Enseignement : Les médias peuvent intervenir dans la chaîne de surveillance à presque n’importe quelle étape. Leur implication est imprévisible, mais très influente.
Lien avec la réalité : Dans la vraie vie, les médias et les canaux de communication peuvent remettre en question à la fois les politiques publiques et les recommandations scientifiques. Lors d’une flambée zoonotique, les intégrer dans la planification stratégique est essentiel, non seulement pour maximiser leur potentiel positif, mais aussi pour éviter qu’ils n’amplifient la désinformation et ne causent des dommages.

2. Les bonnes nouvelles circulent lentement
Dans le jeu : Pour donner une idée, il y a 18 cartes de dangers négatifs et seulement 8 de positifs. Les dangers négatifs sont faciles à rencontrer et peuvent être très sévères : la maladie se propage rapidement, créant une atmosphère stressante ! Les dangers positifs, eux, sont plus difficiles à obtenir et nécessitent des décisions collectives. Parfois, leurs récompenses peuvent sembler modestes, mais elles restent des victoires !
Enseignement : Les dangers négatifs, avec leurs impacts importants, sont beaucoup plus fréquents que les positifs. Les résultats positifs, en revanche, prennent du temps et nécessitent des efforts collectifs.
Lien avec la réalité : Comme dans le jeu, les dangers négatifs (rumeurs, inondations, corruption) sont fréquents et peuvent rapidement éclipser les actions positives. Les actions positives, comme le partage d’informations, la transparence et la collaboration, sont essentielles à un système de surveillance solide, mais elles prennent souvent plus de temps à porter leurs fruits. Il est important de reconnaître les vrais défis et complications, mais aussi de se rappeler que le travail collectif, même long, peut mener à des résultats durables et significatifs.

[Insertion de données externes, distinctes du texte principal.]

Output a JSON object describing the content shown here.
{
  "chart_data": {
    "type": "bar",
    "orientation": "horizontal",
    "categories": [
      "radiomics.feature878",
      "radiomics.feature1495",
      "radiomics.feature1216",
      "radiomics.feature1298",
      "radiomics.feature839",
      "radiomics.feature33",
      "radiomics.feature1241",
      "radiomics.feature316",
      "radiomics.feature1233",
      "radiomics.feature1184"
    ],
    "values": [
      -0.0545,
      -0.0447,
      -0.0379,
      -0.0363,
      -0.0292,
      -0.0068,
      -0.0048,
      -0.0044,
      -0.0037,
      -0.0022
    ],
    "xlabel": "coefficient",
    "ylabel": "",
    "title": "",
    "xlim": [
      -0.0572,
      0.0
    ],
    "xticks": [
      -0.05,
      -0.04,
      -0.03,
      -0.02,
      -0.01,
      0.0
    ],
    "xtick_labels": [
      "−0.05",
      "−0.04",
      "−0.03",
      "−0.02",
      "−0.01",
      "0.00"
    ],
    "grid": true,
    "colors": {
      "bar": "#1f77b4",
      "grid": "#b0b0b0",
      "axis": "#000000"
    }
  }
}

Former les participants sur le fonctionnement du jeu.
3. Le travail d’équipe fait la force de la surveillance
Dans le jeu : Après avoir joué et formé d’innombrables participants, nous pouvons affirmer que le désaccord mène presque toujours à l’échec. À l’inverse, le consensus ouvre la voie au succès. Après tout, le but du jeu est de reconstituer la chaîne de surveillance en tenant compte des avis de chacun. Il est souvent amusant d’observer que lorsqu’une personne insiste pour décider seule, cela conduit presque inévitablement à une erreur et à une défaite collective.
Enseignement : Même si cela prend du temps, il est essentiel de convaincre tout le monde autour de la table et d’écouter chaque voix afin de prendre des décisions solides.
Lien avec la réalité : Que ce soit au niveau local, régional ou national, le travail d’équipe fait la force de la surveillance. Écouter toutes les voix et partager les informations (par exemple dans une approche Une seule sante ), où les professionnels de différents secteurs collaborent) permet de gérer les flambées plus rapidement et de manière plus globale. Ne pas écouter peut laisser des failles dangereuses dans la stratégie, voire la rendre obsolète.
Le jeu Alerte a été développé et diffusé pendant le projet EBO-SURSY et se poursuit dans le cadre du nouveau projet ZOOSURSY. À chaque nouvelle formation, le jeu crée un effet d’entraînement : les participants deviennent facilitateurs et les connaissances se transforment en actions. Alors que nous préparons la prochaine session en Sierra Leone en 2025, le voyage continue et son impact ne cesse de croître.